Performance number (older):

 Some perf data generated using fio comparing the posix aio engine to a version
 of the posix AIO engine that attempts to performs "fast" reads before
 submitting the operations to the queue. This workflow is on ext4 partition on
 raid0 (test / build-rig.) Simulating our database access patern workload using
 16kb read accesses. Our database uses a home-spun posix aio like queue (samba
 does the same thing.)

 f1: ~73% rand read over mostly cached data (zipf med-size dataset)
 f2: ~18% rand read over mostly un-cached data (uniform large-dataset)
 f3: ~9% seq-read over large dataset

 before:

 f1:
     bw (KB  /s): min=   11, max= 9088, per=0.56%, avg=969.54, stdev=827.99
     lat (msec) : 50=0.01%, 100=1.06%, 250=5.88%, 500=4.08%, 750=12.48%
     lat (msec) : 1000=17.27%, 2000=49.86%, >=2000=9.42%
 f2:
     bw (KB  /s): min=    2, max= 1882, per=0.16%, avg=273.28, stdev=220.26
     lat (msec) : 250=5.65%, 500=3.31%, 750=15.64%, 1000=24.59%, 2000=46.56%
     lat (msec) : >=2000=4.33%
 f3:
     bw (KB  /s): min=    0, max=265568, per=99.95%, avg=174575.10,
                  stdev=34526.89
     lat (usec) : 2=0.01%, 4=0.01%, 10=0.02%, 20=0.27%, 50=10.82%
     lat (usec) : 100=50.34%, 250=5.05%, 500=7.12%, 750=6.60%, 1000=4.55%
     lat (msec) : 2=8.73%, 4=3.49%, 10=1.83%, 20=0.89%, 50=0.22%
     lat (msec) : 100=0.05%, 250=0.02%, 500=0.01%
 total:
    READ: io=102365MB, aggrb=174669KB/s, minb=240KB/s, maxb=173599KB/s,
          mint=600001msec, maxt=600113msec

 after (with fast read using preadv2 before submit):

 f1:
     bw (KB  /s): min=    3, max=14897, per=1.28%, avg=2276.69, stdev=2930.39
     lat (usec) : 2=70.63%, 4=0.01%
     lat (msec) : 250=0.20%, 500=2.26%, 750=1.18%, 2000=0.22%, >=2000=25.53%
 f2:
     bw (KB  /s): min=    2, max= 2362, per=0.14%, avg=249.83, stdev=222.00
     lat (msec) : 250=6.35%, 500=1.78%, 750=9.29%, 1000=20.49%, 2000=52.18%
     lat (msec) : >=2000=9.99%
 f3:
     bw (KB  /s): min=    1, max=245448, per=100.00%, avg=177366.50,
                  stdev=35995.60
     lat (usec) : 2=64.04%, 4=0.01%, 10=0.01%, 20=0.06%, 50=0.43%
     lat (usec) : 100=0.20%, 250=1.27%, 500=2.93%, 750=3.93%, 1000=7.35%
     lat (msec) : 2=14.27%, 4=2.88%, 10=1.54%, 20=0.81%, 50=0.22%
     lat (msec) : 100=0.05%, 250=0.02%
 total:
    READ: io=103941MB, aggrb=177339KB/s, minb=213KB/s, maxb=176375KB/s,
          mint=600020msec, maxt=600178msec

 Interpreting the results you can see total bandwidth stays the same but overall
 request latency is decreased in f1 (random, mostly cached) and f3 (sequential)
 workloads. There is a slight bump in latency for since it's random data that's
 unlikely to be cached but we're always trying "fast read".

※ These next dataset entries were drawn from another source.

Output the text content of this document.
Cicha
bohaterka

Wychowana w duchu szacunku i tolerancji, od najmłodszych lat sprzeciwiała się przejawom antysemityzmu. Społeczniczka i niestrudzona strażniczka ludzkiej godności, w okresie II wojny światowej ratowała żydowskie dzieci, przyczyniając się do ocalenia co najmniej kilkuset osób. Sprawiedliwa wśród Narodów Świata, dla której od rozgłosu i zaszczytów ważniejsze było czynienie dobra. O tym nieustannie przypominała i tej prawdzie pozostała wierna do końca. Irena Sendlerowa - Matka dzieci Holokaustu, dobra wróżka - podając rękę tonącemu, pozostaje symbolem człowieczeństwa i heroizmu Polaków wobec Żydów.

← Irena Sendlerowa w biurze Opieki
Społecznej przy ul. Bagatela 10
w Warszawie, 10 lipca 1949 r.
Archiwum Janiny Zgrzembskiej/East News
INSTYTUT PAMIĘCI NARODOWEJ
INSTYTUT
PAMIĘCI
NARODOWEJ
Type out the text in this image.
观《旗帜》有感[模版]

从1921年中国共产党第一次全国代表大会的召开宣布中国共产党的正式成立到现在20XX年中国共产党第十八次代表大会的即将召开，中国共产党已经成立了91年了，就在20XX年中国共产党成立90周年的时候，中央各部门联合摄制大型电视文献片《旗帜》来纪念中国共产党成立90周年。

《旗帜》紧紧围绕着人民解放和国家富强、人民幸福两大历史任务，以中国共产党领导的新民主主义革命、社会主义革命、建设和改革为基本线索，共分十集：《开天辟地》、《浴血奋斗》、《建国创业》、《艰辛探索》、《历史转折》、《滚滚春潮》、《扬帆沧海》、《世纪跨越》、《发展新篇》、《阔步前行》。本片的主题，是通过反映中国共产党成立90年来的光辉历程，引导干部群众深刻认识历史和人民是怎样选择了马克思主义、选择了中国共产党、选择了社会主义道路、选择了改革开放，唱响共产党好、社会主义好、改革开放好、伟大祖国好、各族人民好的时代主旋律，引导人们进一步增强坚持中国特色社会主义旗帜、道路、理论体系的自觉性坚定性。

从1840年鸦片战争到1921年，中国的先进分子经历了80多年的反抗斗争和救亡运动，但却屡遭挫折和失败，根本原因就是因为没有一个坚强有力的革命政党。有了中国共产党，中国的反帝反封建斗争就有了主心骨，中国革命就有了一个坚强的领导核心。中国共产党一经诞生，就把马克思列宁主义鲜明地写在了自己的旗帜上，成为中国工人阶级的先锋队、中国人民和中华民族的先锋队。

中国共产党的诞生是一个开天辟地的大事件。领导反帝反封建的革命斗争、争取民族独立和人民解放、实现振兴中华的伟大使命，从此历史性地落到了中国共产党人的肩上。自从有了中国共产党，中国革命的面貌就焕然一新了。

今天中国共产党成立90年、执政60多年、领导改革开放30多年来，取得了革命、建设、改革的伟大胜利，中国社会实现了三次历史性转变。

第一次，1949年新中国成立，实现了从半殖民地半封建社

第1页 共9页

 In our application we have starting keeping track of "fast read" hits/misses
 and for files / requests that have a lot hit ratio we don't do "fast reads"
 mostly getting rid of extra latency in the uncached cases. In our real world
 work load we were able to reduce average response time by 20 to 30% (depends
 on amount of IO done by request).

 I've performed other benchmarks and I have no observed any perf regressions in
 any of the normal (old) code paths.